The Russian Academy Of Arts

Bayonne has accepted Zurab Tsereteli's teardrop memorial.


05.09.2005 - 05.08.2006

NJ.Com reports Bayonne has accepted Zurab Tsereteli’s teardrop memorial that was rejected by Jersey City. Soviet artist Zurab Tsereteli to put the 100-foot tall monument on the city’s waterfront, at the former Military Ocean Terminal, now known as the Peninsula at Bayonne Harbor. The roughly nine-story monument - a rectangular block with a fissure down the middle with a 40-foot glass teardrop suspended in it - is called “To the Struggle Against World Terrorism.
”Frank Perrucci, chairman of the Bayonne memorial committee, said the sculptor and his associates would bear the cost of building the monument. Officials said the memorial will be made of steel and sheathed in bronze. It will sit on a 9-stepped, 11-sided black granite base. Inscribed on the platform in gold lettering will be the names of those who perished on Sept. 11, 2001 - at the World Trade Center, the Pentagon and in Pennsylvania - and of those who died in the Feb. 26, 1993, attack on the World Trade Center.
Nearby, there will be two plaques - one explaining that the memorial is a gift from the Russian people and its symbolism, and the other highlighting the names of at least 14 past and present Bayonne residents who died in the 1993 and 2001 terrorist attacks, officials said.

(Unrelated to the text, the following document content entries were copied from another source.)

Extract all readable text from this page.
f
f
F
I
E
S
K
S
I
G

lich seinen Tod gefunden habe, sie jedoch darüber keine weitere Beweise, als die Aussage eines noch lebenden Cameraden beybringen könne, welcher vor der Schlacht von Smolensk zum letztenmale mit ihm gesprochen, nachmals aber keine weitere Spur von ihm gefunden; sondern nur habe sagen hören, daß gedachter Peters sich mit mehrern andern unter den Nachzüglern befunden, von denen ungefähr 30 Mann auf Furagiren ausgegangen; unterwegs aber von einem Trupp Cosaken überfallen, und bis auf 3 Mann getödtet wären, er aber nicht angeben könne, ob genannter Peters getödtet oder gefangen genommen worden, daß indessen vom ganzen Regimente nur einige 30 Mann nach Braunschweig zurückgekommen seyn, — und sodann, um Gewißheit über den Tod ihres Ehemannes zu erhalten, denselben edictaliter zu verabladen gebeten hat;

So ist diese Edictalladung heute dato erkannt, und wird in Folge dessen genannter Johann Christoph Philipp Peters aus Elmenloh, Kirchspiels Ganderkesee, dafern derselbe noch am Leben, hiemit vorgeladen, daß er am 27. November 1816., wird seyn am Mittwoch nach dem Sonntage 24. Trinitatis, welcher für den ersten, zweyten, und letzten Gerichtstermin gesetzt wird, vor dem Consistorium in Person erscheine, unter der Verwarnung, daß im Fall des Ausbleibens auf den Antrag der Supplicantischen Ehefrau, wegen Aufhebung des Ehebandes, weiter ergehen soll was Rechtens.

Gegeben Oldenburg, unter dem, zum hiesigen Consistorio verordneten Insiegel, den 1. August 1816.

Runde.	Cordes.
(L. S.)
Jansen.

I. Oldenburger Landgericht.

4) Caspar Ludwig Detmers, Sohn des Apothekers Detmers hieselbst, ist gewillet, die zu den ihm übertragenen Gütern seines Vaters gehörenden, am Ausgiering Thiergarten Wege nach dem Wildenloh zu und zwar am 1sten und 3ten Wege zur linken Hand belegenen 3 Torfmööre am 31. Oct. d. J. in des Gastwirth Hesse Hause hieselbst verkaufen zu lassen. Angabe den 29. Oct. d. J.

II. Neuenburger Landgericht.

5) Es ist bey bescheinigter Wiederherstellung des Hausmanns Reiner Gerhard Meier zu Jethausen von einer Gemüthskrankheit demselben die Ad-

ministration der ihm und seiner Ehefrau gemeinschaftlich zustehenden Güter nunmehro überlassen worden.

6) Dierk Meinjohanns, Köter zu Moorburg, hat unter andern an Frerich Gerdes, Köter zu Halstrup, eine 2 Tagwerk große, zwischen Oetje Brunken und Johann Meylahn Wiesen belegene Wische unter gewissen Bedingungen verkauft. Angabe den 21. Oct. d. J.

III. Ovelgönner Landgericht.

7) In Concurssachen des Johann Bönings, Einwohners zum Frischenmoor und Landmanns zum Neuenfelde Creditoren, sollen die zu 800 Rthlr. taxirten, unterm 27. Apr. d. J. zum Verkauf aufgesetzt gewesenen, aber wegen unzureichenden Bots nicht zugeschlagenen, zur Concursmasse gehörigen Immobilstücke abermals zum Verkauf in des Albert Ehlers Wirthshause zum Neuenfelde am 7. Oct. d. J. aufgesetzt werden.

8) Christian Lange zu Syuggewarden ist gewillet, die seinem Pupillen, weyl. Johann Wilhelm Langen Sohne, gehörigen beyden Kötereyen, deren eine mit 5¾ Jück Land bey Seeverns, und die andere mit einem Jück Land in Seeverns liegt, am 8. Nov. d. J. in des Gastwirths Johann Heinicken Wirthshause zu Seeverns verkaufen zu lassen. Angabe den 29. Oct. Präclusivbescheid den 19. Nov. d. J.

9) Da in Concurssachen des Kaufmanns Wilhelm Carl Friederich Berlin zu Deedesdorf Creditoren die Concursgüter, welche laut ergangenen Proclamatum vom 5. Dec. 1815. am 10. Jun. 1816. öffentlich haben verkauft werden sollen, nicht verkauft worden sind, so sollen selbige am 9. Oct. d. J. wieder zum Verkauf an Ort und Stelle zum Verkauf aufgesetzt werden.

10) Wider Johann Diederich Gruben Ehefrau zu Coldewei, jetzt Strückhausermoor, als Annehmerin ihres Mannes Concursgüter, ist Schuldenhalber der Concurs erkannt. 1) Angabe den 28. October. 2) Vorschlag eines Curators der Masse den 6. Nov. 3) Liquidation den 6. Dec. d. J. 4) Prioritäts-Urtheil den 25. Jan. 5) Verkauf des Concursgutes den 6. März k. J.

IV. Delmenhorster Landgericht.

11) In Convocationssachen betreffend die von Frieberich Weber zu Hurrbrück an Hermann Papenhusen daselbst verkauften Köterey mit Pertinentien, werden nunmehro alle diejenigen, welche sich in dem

Tsereteli’s works of art are on display at the United Nations in New York and across the globe, including in Rome, London, Moscow and Tbilisi, Seville and Tokyo.
Although the memorial is being donated by Moscow and the people of Russia, Perrucci said the Bayonne memorial committee will continue to raise funds to cover costs associated with such items as the park’s landscaping and brick pavers, which he said could be used as personalized memorials.